Sobre essa prática da “cura gay”, faz-se importante dizer que o Conselho Federal de Psicologia (CFP), evocando que a homossexualidade não constitui doença, nem distúrbio e nem perversão, determina, na resolução 001/1999, que “os psicólogos não colaborarão com eventos e serviços que proponham tratamento e cura das homossexualidades” (BOCK, 1999, p. 2). Não há nenhuma base científica para que a “cura gay” seja promovida ou sequer considerada.

Comecei a falar da “cura gay” para evocar o Projeto de Decreto Legislativo da Câmara (PDC) 234/2011 (CAMPOS, 2011a), de autoria do deputado João Campos - PSDB/GO, que tem por objetivo “sustar a aplicação do parágrafo único do Art. 3º e o Art. 4º da Resolução do Conselho Federal de Psicologia nº 1, de 23 de março de 1999, que estabelece normas de atuação para os psicólogos em relação à questão da orientação sexual” (CAMPOS, 2011a, p. 1). Há um indicativo de leitura por parte dos deputados religiosos que uma prática sexual LGBT é doença, uma vez que existe esse tipo de iniciativa, que a chamada “cura gay” aconteça e seja promovida. Esse é, juntamente com o constante ataque na questão dos avanços em direitos que a comunidade LGBT obteve com a aprovação do casamento igualitário, também um episódio que demonstra a nebulosidade das questões religiosas na política do Brasil. No capítulo três, trato de teorias que falam sobre esses pontos, aprofundando e discutindo mais teoricamente o que apresentei sobre isso em termos de contextualização neste capítulo. Por fim, indico que, juntamente às análises feitas no capítulo quinto há, também, contextualizações pontuais para incrementar a compreensão da análise. Logo, este primeiro capítulo divide com partes do quinto, bem como outras pinceladas pelo texto todo da dissertação, a função de contextualizar o leitor sobre a questão em foco.
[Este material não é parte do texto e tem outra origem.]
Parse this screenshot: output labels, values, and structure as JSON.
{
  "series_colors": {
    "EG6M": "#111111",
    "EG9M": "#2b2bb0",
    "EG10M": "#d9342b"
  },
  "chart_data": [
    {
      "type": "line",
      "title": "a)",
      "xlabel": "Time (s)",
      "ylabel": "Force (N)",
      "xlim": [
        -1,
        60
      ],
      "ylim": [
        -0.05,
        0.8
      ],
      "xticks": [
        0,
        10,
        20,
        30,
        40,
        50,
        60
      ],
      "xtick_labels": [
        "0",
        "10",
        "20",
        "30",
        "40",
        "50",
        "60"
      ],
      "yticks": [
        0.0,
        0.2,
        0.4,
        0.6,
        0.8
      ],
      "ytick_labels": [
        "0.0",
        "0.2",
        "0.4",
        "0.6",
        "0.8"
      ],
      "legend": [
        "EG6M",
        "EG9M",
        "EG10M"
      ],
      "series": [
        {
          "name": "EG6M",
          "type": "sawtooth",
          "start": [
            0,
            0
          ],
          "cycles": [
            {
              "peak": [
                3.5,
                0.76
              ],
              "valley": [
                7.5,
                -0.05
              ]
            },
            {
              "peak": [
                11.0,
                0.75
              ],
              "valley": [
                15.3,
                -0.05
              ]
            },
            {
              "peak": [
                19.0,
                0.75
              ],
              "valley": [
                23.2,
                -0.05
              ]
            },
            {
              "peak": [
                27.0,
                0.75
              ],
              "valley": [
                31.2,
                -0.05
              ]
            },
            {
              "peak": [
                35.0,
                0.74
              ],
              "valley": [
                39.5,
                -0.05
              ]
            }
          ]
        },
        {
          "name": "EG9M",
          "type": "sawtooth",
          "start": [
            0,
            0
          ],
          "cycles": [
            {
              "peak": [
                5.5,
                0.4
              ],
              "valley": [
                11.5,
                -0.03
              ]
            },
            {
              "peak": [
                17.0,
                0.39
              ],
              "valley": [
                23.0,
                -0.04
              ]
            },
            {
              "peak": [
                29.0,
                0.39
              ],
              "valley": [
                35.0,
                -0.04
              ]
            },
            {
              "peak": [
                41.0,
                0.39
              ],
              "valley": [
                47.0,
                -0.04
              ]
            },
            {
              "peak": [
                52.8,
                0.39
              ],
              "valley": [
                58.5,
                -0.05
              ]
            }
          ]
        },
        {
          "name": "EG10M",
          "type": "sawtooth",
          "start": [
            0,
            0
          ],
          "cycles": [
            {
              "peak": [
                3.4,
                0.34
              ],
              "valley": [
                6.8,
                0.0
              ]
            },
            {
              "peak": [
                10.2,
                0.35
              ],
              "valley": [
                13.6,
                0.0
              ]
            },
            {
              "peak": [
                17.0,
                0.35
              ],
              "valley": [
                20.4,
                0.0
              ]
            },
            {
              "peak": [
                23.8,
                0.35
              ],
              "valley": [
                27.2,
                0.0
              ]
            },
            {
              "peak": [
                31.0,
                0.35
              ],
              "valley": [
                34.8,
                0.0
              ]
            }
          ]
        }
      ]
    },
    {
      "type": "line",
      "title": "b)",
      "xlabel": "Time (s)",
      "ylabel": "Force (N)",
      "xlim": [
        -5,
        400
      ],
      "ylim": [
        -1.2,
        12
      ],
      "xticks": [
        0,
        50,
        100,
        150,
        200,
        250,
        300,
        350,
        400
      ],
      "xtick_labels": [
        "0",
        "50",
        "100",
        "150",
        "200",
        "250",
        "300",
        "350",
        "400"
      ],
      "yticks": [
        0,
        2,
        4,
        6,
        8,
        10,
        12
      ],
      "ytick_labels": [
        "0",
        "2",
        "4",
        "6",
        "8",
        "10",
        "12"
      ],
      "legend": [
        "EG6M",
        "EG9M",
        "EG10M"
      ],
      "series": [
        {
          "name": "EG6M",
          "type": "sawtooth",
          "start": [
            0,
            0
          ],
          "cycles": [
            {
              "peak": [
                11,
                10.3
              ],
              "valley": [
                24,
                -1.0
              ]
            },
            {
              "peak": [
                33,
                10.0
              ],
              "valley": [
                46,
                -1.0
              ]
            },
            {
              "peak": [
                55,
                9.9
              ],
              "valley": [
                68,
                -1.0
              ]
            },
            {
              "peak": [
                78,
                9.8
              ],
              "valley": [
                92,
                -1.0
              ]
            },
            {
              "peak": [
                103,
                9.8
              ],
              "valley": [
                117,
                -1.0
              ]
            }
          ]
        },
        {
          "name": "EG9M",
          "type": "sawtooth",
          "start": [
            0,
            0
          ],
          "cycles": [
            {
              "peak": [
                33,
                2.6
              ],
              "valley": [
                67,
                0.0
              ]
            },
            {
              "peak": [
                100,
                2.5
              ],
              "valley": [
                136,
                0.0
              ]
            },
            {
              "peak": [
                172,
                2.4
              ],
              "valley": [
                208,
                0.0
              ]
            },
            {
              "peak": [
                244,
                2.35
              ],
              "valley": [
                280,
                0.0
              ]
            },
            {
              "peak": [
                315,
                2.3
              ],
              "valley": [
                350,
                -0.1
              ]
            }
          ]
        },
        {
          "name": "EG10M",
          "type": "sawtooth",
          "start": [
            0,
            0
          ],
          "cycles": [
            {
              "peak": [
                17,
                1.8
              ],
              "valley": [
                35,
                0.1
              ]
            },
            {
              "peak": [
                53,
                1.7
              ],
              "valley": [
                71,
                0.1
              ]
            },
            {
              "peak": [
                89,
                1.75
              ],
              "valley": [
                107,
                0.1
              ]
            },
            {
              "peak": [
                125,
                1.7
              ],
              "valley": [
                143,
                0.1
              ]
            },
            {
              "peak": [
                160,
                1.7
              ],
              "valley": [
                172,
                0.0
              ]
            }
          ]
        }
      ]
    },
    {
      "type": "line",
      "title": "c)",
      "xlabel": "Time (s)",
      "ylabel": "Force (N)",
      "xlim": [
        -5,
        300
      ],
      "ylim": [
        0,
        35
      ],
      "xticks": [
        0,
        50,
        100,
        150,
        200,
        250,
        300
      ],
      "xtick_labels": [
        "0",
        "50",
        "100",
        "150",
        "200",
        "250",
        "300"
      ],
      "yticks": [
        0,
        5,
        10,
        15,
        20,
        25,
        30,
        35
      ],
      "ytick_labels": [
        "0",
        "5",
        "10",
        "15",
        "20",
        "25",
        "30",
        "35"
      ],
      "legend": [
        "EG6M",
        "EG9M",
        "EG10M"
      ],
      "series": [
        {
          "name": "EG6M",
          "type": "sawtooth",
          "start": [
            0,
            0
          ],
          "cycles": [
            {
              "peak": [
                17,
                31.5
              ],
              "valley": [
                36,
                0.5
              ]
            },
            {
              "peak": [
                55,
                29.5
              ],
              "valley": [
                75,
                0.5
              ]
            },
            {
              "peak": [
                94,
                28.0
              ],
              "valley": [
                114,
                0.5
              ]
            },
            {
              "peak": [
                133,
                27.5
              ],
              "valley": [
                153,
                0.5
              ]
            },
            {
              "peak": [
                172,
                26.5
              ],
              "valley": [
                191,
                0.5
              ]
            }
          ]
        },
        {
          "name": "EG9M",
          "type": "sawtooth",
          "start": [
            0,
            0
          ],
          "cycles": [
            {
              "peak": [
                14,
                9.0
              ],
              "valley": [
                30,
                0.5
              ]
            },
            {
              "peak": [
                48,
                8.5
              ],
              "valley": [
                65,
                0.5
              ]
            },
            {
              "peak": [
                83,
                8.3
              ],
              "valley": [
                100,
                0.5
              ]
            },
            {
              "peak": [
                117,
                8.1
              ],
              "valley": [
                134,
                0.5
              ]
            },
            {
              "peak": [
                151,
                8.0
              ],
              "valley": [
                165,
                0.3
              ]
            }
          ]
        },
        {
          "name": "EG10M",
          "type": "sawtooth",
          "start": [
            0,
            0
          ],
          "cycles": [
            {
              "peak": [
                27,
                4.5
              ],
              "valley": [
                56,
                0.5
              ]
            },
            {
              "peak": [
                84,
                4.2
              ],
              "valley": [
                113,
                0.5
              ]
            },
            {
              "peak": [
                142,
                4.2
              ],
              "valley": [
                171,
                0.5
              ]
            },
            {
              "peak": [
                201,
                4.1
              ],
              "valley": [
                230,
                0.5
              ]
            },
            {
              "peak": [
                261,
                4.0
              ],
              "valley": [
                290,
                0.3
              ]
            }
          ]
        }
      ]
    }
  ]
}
2 CAPÍTULO 2 – A Linguística como Ferramenta Crítica

Se o capítulo passado foi de contextualização, este presente capítulo é o primeiro que versa sobre as teorias que minha análise utiliza para realizar a leitura dos dados. Nele, eu disserto sobre a Linguística e as ferramentas que eu uso dela para fazer a descrição dos dados; no capítulo terceiro, eu faço a apresentação das ferramentas advindas da Sociologia que ajudam a observar os dados e, então, explicá-los. Esse é um trabalho essencialmente transdisciplinar, que associa a análise Linguística à interpretação sociológica, associação que a ADC discute e propõe e que eu vou discorrer em um determinado momento do capítulo e continuarei a discutir no início do capítulo três.

Para início de conversa, situo a LSF enquanto área de conhecimento dentro da ciência Linguística, enfocando as suas particularidades e distinções, o que permite o desdobramento teórico para a metodologia que utilizo para a leitura dos dados. A apresentação que vou fazer permitirá deixar mais clara a ancoragem que a Linguística dará para a leitura sociológica posterior.